On radiographs with coxarthrosis of grade 3, a sharp narrowing of the joint space, pronounced expansion of the femoral head, and multiple bone growths are revealed.

Diagnosis of coxarthrosis

Orthopedic examination

X-ray

Joint ultrasound examination.

Coxarthrosis treatment

Treatment options depend on the symptoms and stage of the disease.

At stages 1 and 2, conservative therapy is carried out: drug therapy.

Oxygen therapy through the joint puncture.

Puncture of the joint with the introduction of chondroprotectors.

Magnetotherapy on a stationary Italian device “Magnetotherapy PMT QS”.

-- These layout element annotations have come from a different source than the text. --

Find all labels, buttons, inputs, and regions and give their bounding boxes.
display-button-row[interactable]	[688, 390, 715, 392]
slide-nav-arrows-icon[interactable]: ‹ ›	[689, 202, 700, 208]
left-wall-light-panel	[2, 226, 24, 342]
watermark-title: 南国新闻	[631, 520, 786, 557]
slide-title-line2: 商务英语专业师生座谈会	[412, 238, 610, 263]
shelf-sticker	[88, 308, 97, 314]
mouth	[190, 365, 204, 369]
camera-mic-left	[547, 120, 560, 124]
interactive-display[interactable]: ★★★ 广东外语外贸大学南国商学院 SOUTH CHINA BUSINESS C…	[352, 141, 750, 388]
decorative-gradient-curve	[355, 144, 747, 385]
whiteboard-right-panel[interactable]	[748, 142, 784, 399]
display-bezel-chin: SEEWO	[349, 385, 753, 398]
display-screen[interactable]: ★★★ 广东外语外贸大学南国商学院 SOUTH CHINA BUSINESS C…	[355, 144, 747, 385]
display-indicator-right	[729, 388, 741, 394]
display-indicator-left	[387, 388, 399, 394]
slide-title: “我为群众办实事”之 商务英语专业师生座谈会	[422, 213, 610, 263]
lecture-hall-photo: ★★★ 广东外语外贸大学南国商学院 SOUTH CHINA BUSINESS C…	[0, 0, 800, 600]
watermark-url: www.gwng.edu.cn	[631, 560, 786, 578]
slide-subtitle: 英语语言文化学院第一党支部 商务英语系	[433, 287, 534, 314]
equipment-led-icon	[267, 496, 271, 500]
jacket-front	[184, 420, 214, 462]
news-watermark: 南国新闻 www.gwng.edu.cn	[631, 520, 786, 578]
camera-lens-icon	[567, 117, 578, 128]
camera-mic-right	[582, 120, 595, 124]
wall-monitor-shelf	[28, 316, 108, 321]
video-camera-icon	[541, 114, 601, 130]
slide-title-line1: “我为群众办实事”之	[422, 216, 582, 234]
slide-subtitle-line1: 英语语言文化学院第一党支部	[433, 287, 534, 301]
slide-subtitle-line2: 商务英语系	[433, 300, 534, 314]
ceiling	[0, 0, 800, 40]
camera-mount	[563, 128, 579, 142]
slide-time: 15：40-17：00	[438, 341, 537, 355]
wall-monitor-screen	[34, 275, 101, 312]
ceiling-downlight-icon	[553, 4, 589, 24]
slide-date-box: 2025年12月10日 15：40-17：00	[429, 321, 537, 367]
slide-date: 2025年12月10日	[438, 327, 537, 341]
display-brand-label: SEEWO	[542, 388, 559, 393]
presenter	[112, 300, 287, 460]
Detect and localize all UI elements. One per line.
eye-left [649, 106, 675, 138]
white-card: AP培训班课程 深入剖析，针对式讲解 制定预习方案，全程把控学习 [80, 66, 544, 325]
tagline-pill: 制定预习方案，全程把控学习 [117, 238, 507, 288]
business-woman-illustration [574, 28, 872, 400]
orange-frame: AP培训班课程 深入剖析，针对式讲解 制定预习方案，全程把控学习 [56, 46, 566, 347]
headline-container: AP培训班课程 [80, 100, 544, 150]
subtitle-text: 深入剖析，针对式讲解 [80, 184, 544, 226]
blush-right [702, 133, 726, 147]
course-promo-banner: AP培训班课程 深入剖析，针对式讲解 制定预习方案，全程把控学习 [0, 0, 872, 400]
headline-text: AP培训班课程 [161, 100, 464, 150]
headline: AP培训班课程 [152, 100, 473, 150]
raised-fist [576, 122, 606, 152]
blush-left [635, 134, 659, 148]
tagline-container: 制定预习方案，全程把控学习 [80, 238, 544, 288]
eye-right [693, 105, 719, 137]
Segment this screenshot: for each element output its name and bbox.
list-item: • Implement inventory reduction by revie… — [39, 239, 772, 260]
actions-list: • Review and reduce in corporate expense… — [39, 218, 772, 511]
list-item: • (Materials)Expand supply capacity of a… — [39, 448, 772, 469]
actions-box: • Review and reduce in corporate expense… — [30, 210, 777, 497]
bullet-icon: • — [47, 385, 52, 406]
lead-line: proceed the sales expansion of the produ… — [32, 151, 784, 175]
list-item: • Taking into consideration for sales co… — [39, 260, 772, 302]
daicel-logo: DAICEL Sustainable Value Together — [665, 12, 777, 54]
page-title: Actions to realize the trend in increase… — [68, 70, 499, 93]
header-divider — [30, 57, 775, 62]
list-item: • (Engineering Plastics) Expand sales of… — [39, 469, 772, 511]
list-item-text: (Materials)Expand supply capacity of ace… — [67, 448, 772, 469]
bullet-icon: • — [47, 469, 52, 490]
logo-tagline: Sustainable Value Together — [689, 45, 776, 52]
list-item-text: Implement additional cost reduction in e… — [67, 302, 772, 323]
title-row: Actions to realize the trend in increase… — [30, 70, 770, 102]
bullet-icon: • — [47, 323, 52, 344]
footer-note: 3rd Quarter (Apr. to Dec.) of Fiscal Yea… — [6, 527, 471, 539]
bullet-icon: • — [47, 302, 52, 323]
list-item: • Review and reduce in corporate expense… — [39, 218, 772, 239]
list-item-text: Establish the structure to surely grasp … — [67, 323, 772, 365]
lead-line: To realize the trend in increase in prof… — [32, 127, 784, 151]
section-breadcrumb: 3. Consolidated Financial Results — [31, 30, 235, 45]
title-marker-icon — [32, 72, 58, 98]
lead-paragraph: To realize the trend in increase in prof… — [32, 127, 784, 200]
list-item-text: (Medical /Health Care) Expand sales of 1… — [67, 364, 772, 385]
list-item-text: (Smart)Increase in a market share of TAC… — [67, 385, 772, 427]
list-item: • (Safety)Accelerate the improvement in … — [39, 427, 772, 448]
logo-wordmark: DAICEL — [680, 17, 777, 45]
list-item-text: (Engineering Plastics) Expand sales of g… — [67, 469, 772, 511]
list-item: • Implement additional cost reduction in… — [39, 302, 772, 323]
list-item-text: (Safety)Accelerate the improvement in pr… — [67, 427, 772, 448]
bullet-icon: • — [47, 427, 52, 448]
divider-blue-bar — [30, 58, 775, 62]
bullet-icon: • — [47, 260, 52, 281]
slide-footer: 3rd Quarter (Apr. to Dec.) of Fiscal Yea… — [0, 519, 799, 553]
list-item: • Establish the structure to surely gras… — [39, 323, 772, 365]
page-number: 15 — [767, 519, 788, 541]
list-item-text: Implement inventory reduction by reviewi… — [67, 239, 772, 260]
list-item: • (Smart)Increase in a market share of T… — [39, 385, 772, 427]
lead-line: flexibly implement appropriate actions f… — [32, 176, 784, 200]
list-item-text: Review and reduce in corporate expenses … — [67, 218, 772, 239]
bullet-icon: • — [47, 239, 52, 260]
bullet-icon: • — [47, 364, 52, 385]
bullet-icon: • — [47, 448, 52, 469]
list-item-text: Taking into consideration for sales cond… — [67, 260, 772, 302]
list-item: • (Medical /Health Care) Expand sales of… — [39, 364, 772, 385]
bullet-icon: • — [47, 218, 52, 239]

Ultrasound therapy on an ultrasound device “Sonoplus 490” (Holland) providing deeper penetration of drugs.

High-tone therapy: The latest development of German scientists is a unique 2-channel device “Hi-Top 2 touch” (Germany).

Dry hydromassage: on the device “Wellsystem medical plus” (Germany) – the hydraulic effect of water flows without direct contact with the patient’s body.

In the later stages (with degree 3 coxarthrosis), an operation is used – the replacement of a destroyed joint with an endoprosthesis. Endoprosthetics surgery for coxarthrosis is performed after a full examination, under general anesthesia. The stitches are removed on day 14, after which the patient is discharged for outpatient treatment.

The center’s specialists have developed a program for the rehabilitation of patients.

In 95% of cases, joint replacement surgery for coxarthrosis ensures complete restoration of limb function. Patients can work, actively move and even play sports.